CAIRO (Reuters) - Yemen's Houthi movement and its armed allies seized a military base north of the capital Sanaa on Sunday, dealing a setback to a shaky ceasefire and peace talks in Kuwait aimed at ending a year-long war.
Unlike most of Yemen's soldiers, those at the Umaliqa base had refused to take sides in the civil war between the Iran-allied Houthis and the government, which escalated when a military coalition led by Saudi Arabia intervened in March last year.
The Houthis had tolerated the neutrality until launching a surprise push into the facility in Amran province and seizing its large cache of weapons at dawn, according to local officials.

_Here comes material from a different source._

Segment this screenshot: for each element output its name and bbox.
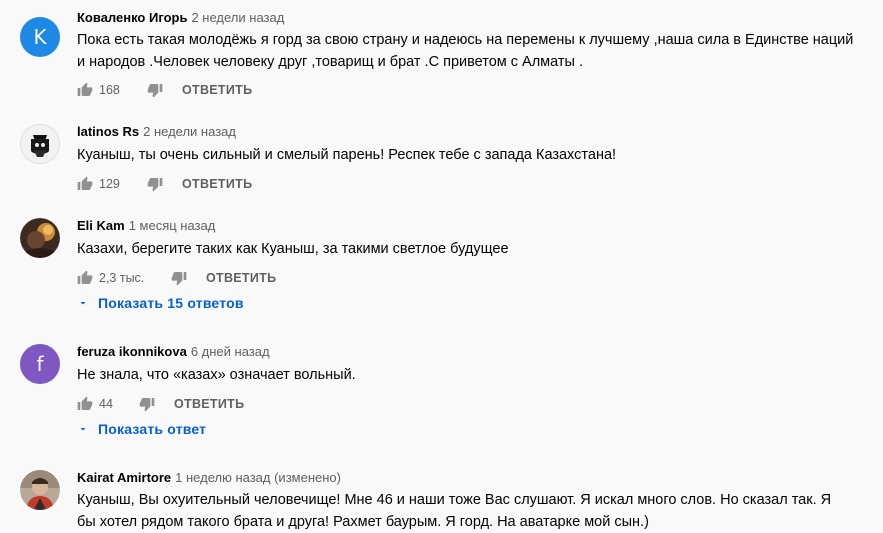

Several of the soldiers defending the base were killed during the assault, they added.
Abdel-Malek al-Mekhlafi, Yemen's foreign minister and the government's top delegate to U.N.-backed negotiations with the Houthis in Kuwait, said the move had "torpedoed" the talks.
"We will take the appropriate position in response to the Houthi crime at the Umaliqa base in Amran for the sake of our people and country," he wrote on his official Twitter account.
Buttressed by a truce which had been largely holding since April 10, talks in Kuwait had been inching ahead in recent days and the Houthis said Saudi Arabia released 40 Yemeni prisoners it had been holding on Saturday.
For its part, Yemen's Houthi-run state news agency Saba accused the mostly Gulf Arab coalition and Yemeni government forces of violating the truce 4,000 times, saying shelling, bombing raids and warplane overflights had raised tensions.
The war has killed at least 6,200 people and unleashed a humanitarian crisis in the already impoverished country.
Yemen's army has split, and military bases and commanders have mostly either taken the Houthi or government side.